In a unanimous vote, the commission agreed with Administrative Law Judge Debbie Chiv that adding 1,850 MW of capacity in the Bay Area by next year is unworkable. It decided to postpone the increase and convene a multiagency working group to study the issue.
The decision was part of the CPUC’s annual assessment of local capacity requirements (LCRs) that it’s been performing in conjunction with CAISO since 2007.
CAISO said a 500-kV Pacific Gas and Electric substation in San Jose poses a significant reliability threat for the region, requiring far more local capacity. But Pacific Gas and Electric, which operates most of the Bay Area’s grid, argued that the ISO had misinterpreted NERC standards when it evaluated the vulnerabilities of the Metcalf substation.
Commissioner Martha Guzman Aceves urged CAISO and PG&E to resolve the “enormous increase in the greater Bay Area obligation” as quickly as possible.
“It’s the largest increase that we’ve seen in local requirements in the past 13 years,” Guzman Aceves said. “I really hope that the parties can come together … and provide some alternative pathway than this additional cost burden to the ratepayers.”

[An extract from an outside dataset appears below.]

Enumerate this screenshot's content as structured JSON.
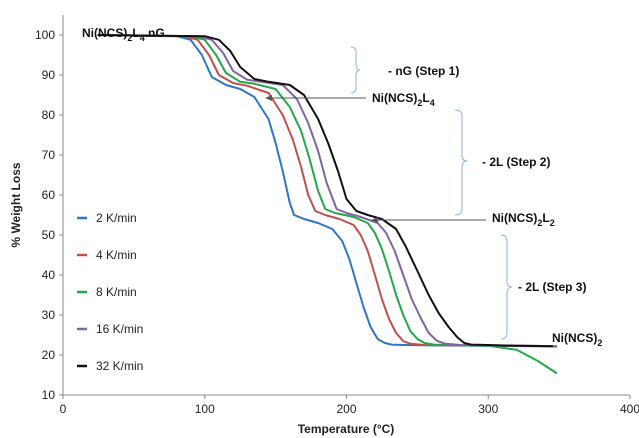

The Utility Reform Network (TURN), a consumer advocacy group, opposed CAISO’s decision as too costly for ratepayers.
CAISO said it updated its local capacity criteria to comply with NERC reliability standard TPL-001-4, which requires that transmission planning ensure reliability “over a broad spectrum of system conditions and following a wide range of probable contingencies.”

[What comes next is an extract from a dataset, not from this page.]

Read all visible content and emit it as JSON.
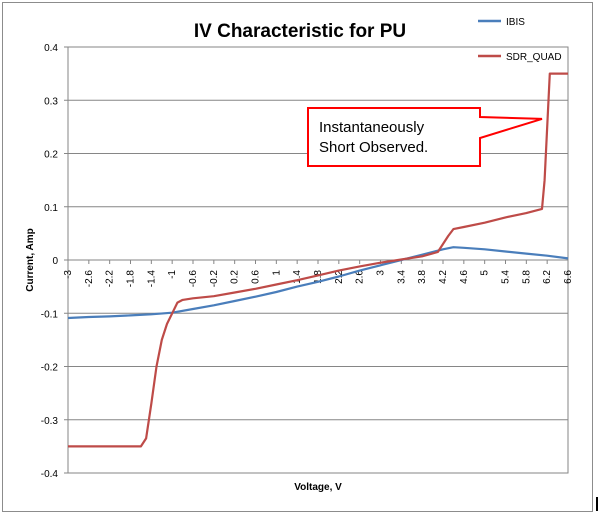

The ISO conducted a stakeholder process in 2019, and FERC approved CAISO’s Tariff changes to align with the new standards on Jan. 17. The updated LCR criteria resulted in a 517-MW (2.2%) increase statewide from 2020 to 2021.
The changes didn’t have much effect on California as a whole or on most local areas. Some areas, including the Los Angeles Basin and San Diego, saw a decrease in CAISO’s LCRs because of new transmission projects and decreased load. (See CAISO Tx Planners Look at Reliability, Capacity Reqs.)
But the Bay Area, with its 7 million residents, was singled out for its reliance on the Metcalf substation, which was the site of a 2013 sniper attack that led to NERC’s physical security standard (CIP-014-2). CAISO predicted the failure of two transformer banks at the substation could disrupt electricity flowing into the Bay Area from generators to the south.
PG&E countered that CAISO had not highlighted the outage in previous LCR studies and that the utility’s “layered and robust strategy for addressing the loss of high-voltage transformers at the Metcalf substation” means the ISO’s concerns do not align with NERC standards.
The CPUC largely agreed with PG&E’s assessment, declining to adopt the new reliability criteria set out in CAISO’s 2021 LCR report.
“While CAISO states that the revised reliability criteria are intended to align with current mandatory reliability standards developed by NERC and WECC, the commission has not directly considered this newly adopted local reliability criteria and the costs to ratepayers associated with this dramatic increase in the Greater Bay Area LCR,” the commission said in its decision.
However, the commission called the increase in LCR need for the Bay Area “concerning” and directed the disputing parties to establish a local resource adequacy working group “to evaluate CAISO’s updated criteria and other LCR-related issues and propose improvements to the local RA requirement process.” The group should be “co-led” by the CPUC’s Energy Division and an environmental or consumer advocacy organization, the commission said.
‘A Conservative Margin’
CAISO and the CPUC have been struggling with RA amid projections of a potential shortfall during peak demand in the summers of 2021-2023. Contributing factors include the state’s mandate for 100% clean energy by 2045, the retirement of natural gas and coal plants in the West, and tightening imports from other states.
The CPUC responded by ordering load-serving entities under its jurisdiction to procure a total of 3,300 MW of capacity by 2023 and ordered gas plants that had been set to retire to continue operating. (See California PUC Votes to Keep Old Gas Plants Operating.)
The commission on Thursday also directed staff to review the 15% planning reserve margin that California adopted after the Western energy crisis of 2000/01. The potential shortfalls, predicted by CAISO and the CPUC in the coming years, show supply dipping below the reserve margin but not necessarily below expected peak demand.
“That’s a conservative margin that we adopted many years ago in response to the energy crisis, and it may very well be time to think hard about whether it makes sense,” Commissioner Clifford Rechtschaffen said.